Bug #981

CPU acceleration auto-detection fails with (some?) gcc <=v4.4

Added by Szilárd Páll over 8 years ago. Updated about 8 years ago.

build system
Target version:
Affected version - extra info:
Affected version:


CPU acceleration auto-detection doesn't work with (some?) gcc v4.4 and earlier, the GMX_ACCELERATION value defaults to "None".

Reproduced both on Linux and Mac OS Lion (with gcc obtained through MacPorts).

See the CMake outputs of configs on the build server (SSE2 support) failing: while this one worked:

Note that gcc 4.3 on another machine also fails, so the above pattern is just a coincidence.


#1 Updated by Erik Lindahl over 8 years ago


I think I already might have solved this; the previous inline ASM construct I had was VERY sensitive to compilers ignoring the volatile keyword when I was moving around the EBX register, and it might even be due to link-time optimization (which could explain why it isn't explained by he compiler alone).

However, apart from having a slightly smarter construct I also realized the EBX magic is only necessary when compiling PIC code in 32-bit mode.

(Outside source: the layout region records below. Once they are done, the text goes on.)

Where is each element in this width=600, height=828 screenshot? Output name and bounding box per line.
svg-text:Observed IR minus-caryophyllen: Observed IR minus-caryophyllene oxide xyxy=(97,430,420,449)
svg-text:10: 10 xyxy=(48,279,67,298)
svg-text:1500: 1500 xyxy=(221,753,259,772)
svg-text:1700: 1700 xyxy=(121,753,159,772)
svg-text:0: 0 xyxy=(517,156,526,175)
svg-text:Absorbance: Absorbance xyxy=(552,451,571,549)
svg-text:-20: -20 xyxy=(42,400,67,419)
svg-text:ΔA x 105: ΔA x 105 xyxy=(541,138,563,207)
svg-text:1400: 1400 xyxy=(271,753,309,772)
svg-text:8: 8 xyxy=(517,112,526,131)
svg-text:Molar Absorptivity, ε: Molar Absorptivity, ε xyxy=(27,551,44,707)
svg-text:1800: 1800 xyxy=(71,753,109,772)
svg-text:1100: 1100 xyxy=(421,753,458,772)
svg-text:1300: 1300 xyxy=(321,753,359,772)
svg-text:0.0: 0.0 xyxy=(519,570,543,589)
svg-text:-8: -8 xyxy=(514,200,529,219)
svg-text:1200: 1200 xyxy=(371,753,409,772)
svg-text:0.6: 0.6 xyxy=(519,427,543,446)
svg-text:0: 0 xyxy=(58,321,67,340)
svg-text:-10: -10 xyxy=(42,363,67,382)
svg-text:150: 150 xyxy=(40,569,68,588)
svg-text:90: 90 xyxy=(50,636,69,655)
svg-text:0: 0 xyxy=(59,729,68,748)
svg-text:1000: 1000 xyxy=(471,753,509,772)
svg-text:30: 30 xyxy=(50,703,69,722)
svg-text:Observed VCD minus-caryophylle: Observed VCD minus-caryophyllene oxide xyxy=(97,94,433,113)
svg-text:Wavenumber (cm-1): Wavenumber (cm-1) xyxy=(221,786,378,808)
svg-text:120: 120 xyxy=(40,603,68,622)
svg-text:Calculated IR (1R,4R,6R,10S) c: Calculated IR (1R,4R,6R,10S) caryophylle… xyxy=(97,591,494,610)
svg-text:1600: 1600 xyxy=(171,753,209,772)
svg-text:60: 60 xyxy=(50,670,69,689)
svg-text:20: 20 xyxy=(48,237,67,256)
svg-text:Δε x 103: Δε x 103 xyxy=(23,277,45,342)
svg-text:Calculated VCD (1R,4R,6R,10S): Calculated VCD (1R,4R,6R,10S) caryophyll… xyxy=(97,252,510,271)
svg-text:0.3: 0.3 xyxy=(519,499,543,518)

By adding ifdefs checking for this I no longer need to save/restore EBX on 99.9% of the platforms in practical use - there will be a patch later today.

#2 Updated by Szilárd Páll over 8 years ago

Interestingly, while the cmake-time detection doesn't work in some cases the resulting binary still detects the correct acceleration at runtime and warns about the hardware-binary mismatch.

Have you tried your fixes for the above mentioned cases?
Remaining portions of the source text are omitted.